Ren took a deep breath and pressed the button.
The world around her shimmered, a wave of distortion washing over the alley. The air grew thick, her vision blurred, and for a moment, she felt like she was drowning in static.
Then it was over.
She stood on the same street, but it was daylight now, two years earlier. Across the road, she spotted her brother, Elias, headphones on, walking toward the crosswalk. She froze as the memory unfolded in real-time—the truck barreling toward the intersection, its horn blaring, Elias unaware.
“Elias!” she screamed, sprinting toward him.
He turned, startled, as she tackled him to the ground. The truck roared past, missing them by inches.
“Ren?
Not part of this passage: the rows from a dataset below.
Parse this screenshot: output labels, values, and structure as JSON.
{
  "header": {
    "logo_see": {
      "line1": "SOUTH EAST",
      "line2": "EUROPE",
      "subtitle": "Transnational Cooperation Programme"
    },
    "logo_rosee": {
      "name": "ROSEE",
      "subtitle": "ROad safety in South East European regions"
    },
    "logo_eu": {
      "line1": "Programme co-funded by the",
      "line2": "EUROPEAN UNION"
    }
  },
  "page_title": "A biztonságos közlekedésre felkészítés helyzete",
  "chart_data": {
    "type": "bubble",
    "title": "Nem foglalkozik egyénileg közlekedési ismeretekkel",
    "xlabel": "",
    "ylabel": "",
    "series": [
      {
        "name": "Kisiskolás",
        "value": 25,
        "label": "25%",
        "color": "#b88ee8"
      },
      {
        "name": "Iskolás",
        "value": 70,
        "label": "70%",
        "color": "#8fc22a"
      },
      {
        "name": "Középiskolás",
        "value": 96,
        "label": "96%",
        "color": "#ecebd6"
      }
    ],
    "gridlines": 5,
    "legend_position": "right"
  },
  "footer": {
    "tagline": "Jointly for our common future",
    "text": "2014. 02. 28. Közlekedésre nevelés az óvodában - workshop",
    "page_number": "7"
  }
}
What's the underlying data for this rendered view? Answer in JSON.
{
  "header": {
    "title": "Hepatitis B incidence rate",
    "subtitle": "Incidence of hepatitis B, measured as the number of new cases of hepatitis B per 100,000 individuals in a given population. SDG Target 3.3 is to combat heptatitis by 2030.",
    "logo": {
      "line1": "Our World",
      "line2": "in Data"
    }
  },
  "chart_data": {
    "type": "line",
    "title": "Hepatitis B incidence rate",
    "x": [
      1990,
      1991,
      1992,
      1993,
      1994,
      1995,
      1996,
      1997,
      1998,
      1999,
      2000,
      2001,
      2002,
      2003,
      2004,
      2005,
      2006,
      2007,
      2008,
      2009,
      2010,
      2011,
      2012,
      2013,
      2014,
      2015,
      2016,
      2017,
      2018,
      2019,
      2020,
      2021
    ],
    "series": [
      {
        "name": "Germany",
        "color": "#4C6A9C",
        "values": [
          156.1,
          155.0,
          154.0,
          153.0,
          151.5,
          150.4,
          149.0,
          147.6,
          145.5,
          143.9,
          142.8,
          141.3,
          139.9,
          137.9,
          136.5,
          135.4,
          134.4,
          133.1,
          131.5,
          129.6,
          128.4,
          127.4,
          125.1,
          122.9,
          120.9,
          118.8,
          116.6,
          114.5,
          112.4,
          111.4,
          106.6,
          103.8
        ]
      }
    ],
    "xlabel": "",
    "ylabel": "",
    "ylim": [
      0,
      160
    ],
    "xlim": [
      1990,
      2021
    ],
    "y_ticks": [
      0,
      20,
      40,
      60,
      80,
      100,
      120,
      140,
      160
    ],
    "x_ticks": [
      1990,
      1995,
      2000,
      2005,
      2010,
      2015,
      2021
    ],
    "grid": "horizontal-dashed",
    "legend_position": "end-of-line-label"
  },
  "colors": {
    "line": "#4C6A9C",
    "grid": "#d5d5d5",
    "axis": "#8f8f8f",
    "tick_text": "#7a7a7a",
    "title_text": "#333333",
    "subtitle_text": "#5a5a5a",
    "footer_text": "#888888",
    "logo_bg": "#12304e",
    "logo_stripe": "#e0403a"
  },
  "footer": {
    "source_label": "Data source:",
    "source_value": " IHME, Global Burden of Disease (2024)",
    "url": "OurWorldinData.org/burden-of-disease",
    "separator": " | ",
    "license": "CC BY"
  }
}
What the hell?” he gasped, pushing her off.
Tears streamed down her face as she clung to him. “I had to save you. I couldn’t let it happen again.”
But Elias didn’t hear her. His face twisted in confusion as he stared at something over her shoulder. Ren turned and saw herself—another version of her—standing frozen on the sidewalk, watching them.
“No,” Ren whispered, her stomach dropping.
The ChronoRing on her wrist began to glow, emitting a high-pitched whine. Her double stared back at her, horror in her eyes, before collapsing to the ground.
Pain shot through Ren’s chest like lightning. She gasped, clutching at the ring, which now burned her skin. The whine grew louder, her vision blurring as reality itself seemed to buckle.
“Ren!” Elias yelled, his voice fading.
She fell to her knees, her body dissolving into fragments of light. She had broken the one rule of time manipulation: never create a paradox. By saving Elias, she’d unraveled her own timeline.
Her last thought before she disappeared entirely was of her brother, alive and confused, standing in a world she could no longer exist in.